Это было сказано так, что Лидочке сразу расхотелось опаздывать, и она покорно натянула юбку, одолженную Мартой, — они с ней уже составили стаю, в которой главенство принадлежало старшей обезьянке. Она решала, что кушать и когда прыгать по деревьям. Лидочка, как хроменький детеныш, уже поняла, что любая самостоятельность преступна.

Они пробежали коридором, спустились вниз к высокому трюмо и оказались в прихожей — там Лидочка уже побывала сегодня.

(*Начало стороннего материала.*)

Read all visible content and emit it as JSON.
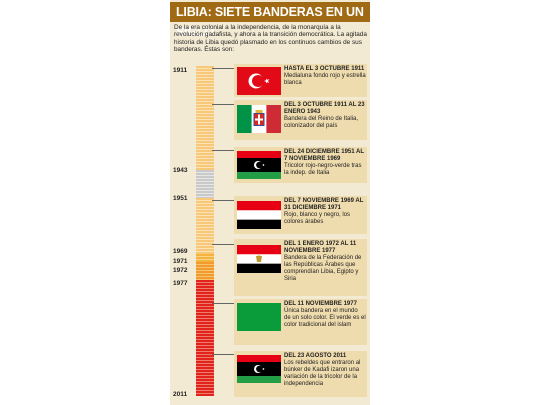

Прихожая была пуста, если не считать чучела большого бурого медведя, стоявшего на задних лапах с подносом в передних — для визиток.

— Его убил князь Паоло Трубецкой, — сообщила Марта, не сбавляя шага. — В этих самых местах… Не отставай.

Лидочка успела лишь заметить громоздкий комод и вешалку со многими шубами и пальто — Марта увлекла ее дальше, в гостиную, где стояли пианино, и кушетка, и кресла благородных форм, но с потертой обивкой, затем они оказались в столовой — ярко освещенной, заполненной лицами и голосами. Лидочку оглушили крики и аплодисменты — они предназначались им с Мартой. Лидочка смутилась и поняла их как похвалу за совершенные ею на ночной дороге подвиги. На самом деле причина аплодисментов заключалась в ином.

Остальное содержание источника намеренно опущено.